F fiber P (meth) acrylic polymer particles

Claims (11)

It contains a fiber entangled body in which colored fibers having an average diameter of 0.7 to 7 μm are entangled, and (meth) acrylic polymer particles having an average particle size of 0.1 to 0.9 μm adhering to the surface of the fibers. , At least one surface thereof has a napped surface on which the fibers are napped.
The fiber contains 1 to 8% by mass of a coloring pigment.
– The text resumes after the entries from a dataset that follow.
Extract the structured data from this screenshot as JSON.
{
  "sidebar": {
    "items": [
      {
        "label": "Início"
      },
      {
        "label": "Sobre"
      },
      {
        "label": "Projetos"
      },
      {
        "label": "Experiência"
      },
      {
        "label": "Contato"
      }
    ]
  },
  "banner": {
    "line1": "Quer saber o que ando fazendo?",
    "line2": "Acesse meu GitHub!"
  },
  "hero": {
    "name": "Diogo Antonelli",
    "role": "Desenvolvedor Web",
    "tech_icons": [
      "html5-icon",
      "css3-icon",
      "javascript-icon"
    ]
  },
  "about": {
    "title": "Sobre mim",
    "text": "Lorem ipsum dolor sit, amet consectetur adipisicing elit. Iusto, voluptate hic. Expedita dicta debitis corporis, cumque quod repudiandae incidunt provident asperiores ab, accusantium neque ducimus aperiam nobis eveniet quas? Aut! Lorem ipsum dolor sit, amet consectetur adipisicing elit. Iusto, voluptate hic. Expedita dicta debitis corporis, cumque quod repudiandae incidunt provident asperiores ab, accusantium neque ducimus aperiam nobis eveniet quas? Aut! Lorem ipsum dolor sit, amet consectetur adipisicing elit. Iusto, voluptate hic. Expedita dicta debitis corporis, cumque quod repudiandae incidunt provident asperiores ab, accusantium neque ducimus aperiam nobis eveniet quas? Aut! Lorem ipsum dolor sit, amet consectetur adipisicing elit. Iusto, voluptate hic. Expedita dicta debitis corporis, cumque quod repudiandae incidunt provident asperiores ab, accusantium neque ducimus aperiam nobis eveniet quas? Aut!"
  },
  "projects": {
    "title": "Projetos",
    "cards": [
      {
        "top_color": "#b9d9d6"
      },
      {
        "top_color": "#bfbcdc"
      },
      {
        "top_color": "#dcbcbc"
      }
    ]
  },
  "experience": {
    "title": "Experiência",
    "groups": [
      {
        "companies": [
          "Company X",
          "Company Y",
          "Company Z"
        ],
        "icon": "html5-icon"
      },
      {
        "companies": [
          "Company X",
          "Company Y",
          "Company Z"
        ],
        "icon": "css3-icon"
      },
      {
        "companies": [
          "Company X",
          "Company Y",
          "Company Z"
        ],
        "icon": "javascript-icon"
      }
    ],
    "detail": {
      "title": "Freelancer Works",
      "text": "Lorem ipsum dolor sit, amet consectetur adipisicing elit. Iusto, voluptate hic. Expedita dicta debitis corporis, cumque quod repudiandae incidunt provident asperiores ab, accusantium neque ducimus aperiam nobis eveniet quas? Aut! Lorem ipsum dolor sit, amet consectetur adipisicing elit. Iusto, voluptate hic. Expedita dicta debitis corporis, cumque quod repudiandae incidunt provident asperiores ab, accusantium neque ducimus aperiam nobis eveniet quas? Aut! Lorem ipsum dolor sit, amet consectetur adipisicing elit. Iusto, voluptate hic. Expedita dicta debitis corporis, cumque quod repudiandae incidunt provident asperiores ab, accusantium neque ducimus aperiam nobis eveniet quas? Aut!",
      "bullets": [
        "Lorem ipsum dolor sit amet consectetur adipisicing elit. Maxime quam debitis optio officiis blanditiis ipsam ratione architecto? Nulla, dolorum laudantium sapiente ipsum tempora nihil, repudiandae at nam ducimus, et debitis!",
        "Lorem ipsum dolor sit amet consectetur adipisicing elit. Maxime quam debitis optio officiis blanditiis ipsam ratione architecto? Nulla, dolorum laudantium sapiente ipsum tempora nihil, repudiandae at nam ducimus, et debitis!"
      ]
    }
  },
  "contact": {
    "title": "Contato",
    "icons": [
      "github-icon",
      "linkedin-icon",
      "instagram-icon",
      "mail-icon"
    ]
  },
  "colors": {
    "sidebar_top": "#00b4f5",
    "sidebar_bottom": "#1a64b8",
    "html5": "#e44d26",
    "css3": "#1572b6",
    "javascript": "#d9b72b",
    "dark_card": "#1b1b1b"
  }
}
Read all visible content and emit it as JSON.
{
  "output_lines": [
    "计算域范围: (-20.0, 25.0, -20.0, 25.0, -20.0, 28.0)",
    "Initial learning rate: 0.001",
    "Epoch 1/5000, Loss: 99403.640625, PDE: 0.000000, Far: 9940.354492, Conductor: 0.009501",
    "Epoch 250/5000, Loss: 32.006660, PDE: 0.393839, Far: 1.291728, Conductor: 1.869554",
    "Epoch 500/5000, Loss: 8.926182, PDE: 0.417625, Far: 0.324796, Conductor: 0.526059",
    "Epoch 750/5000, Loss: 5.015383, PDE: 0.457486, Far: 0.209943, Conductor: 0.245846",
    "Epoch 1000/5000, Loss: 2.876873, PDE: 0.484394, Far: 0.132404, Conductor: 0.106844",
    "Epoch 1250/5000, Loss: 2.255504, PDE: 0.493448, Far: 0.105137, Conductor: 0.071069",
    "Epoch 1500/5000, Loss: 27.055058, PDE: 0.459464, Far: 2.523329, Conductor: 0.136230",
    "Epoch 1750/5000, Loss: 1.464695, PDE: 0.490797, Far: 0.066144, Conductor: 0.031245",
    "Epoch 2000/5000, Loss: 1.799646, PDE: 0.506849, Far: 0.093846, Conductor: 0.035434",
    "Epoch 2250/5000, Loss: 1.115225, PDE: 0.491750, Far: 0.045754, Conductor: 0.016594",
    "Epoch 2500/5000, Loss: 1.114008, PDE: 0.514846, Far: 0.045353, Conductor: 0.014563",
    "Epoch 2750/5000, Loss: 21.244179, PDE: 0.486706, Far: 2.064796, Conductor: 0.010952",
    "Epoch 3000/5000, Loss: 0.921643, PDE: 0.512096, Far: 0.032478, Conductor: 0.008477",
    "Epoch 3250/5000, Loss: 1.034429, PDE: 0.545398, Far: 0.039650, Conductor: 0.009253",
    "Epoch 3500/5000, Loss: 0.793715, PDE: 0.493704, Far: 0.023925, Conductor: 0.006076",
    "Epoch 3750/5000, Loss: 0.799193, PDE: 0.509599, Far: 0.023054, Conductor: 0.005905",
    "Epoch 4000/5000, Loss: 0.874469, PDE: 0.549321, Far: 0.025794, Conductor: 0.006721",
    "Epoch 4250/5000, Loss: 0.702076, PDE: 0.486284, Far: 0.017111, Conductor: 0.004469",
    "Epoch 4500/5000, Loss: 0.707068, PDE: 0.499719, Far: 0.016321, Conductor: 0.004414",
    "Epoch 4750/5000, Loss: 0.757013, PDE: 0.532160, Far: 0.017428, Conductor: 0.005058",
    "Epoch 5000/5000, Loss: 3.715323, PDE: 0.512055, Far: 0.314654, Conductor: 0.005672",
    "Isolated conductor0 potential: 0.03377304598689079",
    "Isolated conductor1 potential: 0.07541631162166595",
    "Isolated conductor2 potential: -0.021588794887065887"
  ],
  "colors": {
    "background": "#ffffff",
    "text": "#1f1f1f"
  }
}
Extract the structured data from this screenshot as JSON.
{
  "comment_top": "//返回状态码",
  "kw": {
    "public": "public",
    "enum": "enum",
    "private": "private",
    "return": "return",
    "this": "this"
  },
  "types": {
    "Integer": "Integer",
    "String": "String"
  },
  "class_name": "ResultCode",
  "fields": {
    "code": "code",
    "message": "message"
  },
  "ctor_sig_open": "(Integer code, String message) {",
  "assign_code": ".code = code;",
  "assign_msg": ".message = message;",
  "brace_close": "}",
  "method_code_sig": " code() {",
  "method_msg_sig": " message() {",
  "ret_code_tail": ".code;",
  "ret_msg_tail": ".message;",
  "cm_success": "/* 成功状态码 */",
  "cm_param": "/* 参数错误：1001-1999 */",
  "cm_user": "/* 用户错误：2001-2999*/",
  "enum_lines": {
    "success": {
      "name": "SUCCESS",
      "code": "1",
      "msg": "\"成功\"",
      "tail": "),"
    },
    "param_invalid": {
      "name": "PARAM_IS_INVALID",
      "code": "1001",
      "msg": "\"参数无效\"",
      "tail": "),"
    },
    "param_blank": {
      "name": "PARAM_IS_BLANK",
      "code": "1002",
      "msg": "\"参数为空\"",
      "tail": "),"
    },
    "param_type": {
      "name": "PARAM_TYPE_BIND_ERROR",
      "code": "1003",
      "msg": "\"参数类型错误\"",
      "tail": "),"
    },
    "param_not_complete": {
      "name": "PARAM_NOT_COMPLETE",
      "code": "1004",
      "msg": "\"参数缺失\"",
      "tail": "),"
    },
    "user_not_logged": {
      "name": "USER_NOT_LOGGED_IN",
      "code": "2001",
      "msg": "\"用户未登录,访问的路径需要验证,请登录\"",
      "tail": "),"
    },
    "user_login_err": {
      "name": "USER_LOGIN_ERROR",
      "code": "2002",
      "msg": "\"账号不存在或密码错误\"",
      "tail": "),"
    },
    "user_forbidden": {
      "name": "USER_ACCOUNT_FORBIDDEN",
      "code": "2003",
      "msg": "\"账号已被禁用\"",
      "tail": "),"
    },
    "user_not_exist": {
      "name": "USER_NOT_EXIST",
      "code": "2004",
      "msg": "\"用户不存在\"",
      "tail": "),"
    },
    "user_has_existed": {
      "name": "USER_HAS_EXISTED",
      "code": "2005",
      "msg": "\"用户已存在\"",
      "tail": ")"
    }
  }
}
The fluffy surface is a fluffy artificial leather having a lightness L ^* value of 20 or less in a color coordinate space (L ^* a ^* b ^* color space). The napped artificial leather according to claim 1, wherein the (meth) acrylic polymer particles contain a methacrylic polymer containing 50% by mass or more of a methacrylic monomer unit. The fluffy artificial leather according to claim 1 or 2, wherein the (meth) acrylic polymer particles have at least one of a heat melting temperature of 140 ° C. or higher and a glass transition temperature (Tg) of 70 ° C. or higher. The napped artificial leather according to any one of claims 1 to 3, wherein the content ratio of the (meth) acrylic polymer particles is 0.05 to 1.5% by mass. The napped artificial leather according to any one of claims 1 to 4, further comprising silicone adhering to the surface of the fiber. The napped artificial leather according to claim 5, wherein the silicone is an amino-modified silicone. The napped artificial leather according to claim 5 or 6, wherein the content ratio of the silicone is 0.01 to 1% by mass. The fluff according to any one of claims 5 to 7, wherein the mass ratio of the (meth) acrylic polymer particles to the silicone ((meth) acrylic polymer particles: silicone) is 95: 5 to 70:30. Artificial leather. The fluffy artificial leather according to any one of claims 5 to 8, wherein the total content ratio of the (meth) acrylic polymer particles and the silicone is 0.1 to 2% by mass. The napped artificial leather according to any one of claims 1 to 9, wherein the coloring pigment contains carbon black. The napped artificial leather according to any one of claims 1 to 10, further comprising a polymer elastic body impregnated and imparted to the fiber entangled body.